With analytics gaining widespread adoption, businesses are incorporating analytical tools and techniques to seek insights which help them thrive in today’s competitive market. This is the first in a series of interviews for our theme of the month, “Tools And Techniques Used By Analytics Practitioners” which will give you an overview of the methods used in the current analytics industry.
AIM spoke to Rahul Kulhari, head of data science at EdGE Networks. Kulhari started his career as a data scientist and is a postgraduate in advanced computing from C-DAC Hyderabad. In this conversation with Analytics India Magazine, he shares his views and thoughts on trending analytics tools and techniques they use in their organisation.
Analytics India Magazine: What are the most commonly used tools in analytics and data science?
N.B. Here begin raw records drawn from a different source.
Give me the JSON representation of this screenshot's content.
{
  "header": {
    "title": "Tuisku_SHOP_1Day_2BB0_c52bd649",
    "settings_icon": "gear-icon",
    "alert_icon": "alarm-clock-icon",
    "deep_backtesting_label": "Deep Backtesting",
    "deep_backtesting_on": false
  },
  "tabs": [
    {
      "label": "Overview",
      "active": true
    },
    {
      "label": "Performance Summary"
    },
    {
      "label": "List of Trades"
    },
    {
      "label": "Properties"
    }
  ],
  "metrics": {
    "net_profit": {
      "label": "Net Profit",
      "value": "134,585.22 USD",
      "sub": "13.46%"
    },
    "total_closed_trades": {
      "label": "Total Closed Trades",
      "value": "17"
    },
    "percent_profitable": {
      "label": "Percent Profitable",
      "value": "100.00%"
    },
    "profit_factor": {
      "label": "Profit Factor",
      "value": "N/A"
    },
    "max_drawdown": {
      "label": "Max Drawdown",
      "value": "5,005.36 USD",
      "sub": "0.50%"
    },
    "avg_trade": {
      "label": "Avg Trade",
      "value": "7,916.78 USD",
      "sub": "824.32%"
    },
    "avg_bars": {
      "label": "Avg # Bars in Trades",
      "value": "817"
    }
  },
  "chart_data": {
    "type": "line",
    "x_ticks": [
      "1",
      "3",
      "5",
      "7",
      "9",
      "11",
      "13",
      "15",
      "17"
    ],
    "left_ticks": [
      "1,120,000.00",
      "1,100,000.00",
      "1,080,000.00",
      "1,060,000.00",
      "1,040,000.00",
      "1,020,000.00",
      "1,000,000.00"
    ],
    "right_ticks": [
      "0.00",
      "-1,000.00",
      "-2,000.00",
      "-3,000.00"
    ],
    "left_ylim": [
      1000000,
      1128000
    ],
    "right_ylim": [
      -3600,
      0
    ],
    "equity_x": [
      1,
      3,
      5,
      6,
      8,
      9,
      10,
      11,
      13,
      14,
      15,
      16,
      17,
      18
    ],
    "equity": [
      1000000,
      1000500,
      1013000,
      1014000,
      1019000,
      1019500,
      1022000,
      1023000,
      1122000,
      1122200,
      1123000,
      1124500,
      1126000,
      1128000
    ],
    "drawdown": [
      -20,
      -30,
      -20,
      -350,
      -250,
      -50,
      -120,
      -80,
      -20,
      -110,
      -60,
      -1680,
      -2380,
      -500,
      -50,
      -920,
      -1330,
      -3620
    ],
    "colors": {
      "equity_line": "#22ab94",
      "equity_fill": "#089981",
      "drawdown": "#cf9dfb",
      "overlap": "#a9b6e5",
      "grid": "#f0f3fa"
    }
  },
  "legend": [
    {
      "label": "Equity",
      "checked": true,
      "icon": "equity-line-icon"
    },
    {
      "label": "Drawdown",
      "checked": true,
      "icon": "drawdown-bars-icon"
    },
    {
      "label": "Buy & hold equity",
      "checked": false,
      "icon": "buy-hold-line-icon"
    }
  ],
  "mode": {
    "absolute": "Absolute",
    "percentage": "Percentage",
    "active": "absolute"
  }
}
Rahul Kulhari: Some of the tools that we use most commonly in analytics and data science are Pandas, Scikit Learn and NumPy. For visualization, we use tools like Seaborn, Matplotlib, Plotly, Bokeh and ggplot. The visualization tools used mostly are Python programming language. We also use TensorFlow, PyTorch, Keras and Chainer. These tools are mostly used by AI and Deep Learning scientists. Among the ETL tools we frequently use LuiGi and Airflow. Python and R are the most commonly used programming languages.
AIM: According to you, which is the most productive tool in analytics?
RK: Pandas, according to me is definitely the most productive tool among the ones that we use. If we classify Data Science into two groups on the basis of application and use, we have statistical & analytical part on one hand and AI & Deep Learning on the other side.
For analytical & statistical part of data science, the most productive tools would be Pandas, Numpy, Scikit Learn and Spark. While for AI and deep learning purposes, tools like TensorFlow, Python and Keras are some of the most productive tools.
AIM: Do researchers prefer tools that are open source or paid?
RK: The AI and data science community is very strong, and they provide all the tools in the open source. All the functions, programmes and features that we need are easily available and accessible from the open source. In fact, some of these features which are found in the open source tools are not found in the paid tools.
Open source tools also provide multiple frame works which we can be easily accessed and utilized basis the problem statement we are working on. Paid tools also have certain limitations which aren’t there in open source. Thus, Data Science researchers would anytime prefer open source tools over paid tools.
AIM: How do they select tools for a given task?
RK: Tools are chosen depending on the problem statement. But one of the most common tools which we can use all the time irrespective of the case is Pandas, Numpy, Scikit-learn, Tensorflow. The tools we choose depend on what kind of problem we are solving, whether it is NLP or analytics. There are different sets of tools to solve these problem statements.
AIM: What are the most user-friendly languages and tools that they have come across?
RK: Some of most user-friendly languages and tools we prefer using include Python, R, Pandas, TensorFlow and Jupyter Notebook.
AIM: Which is the most preferred language used by the team?
RK: We prefer using Python for most of our work. In fact, it is the most used language by data scientists across the globe, closely followed by R. One of the reasons why data scientists prefer Python over other languages is that you need to write less programming codes as compared to other languages due to its features which are interactive, interpretive, modular, dynamic, portable, productive and extendable in C++ and C.
AIM: Do you believe there is an ideal toolkit for data scientists?
RK: Depending on the two types of data scientists, that is, analytical and statistical data scientists, the ideal tool kit would comprise of Pandas, Airflow, Scikit Learn, NumPy and TensorFlow. While for visualization data scientists, the ideal kit must have Seaborn and Matplotlib. However, the categories are slowly converging and use all these tools irrespective of problem statements they address.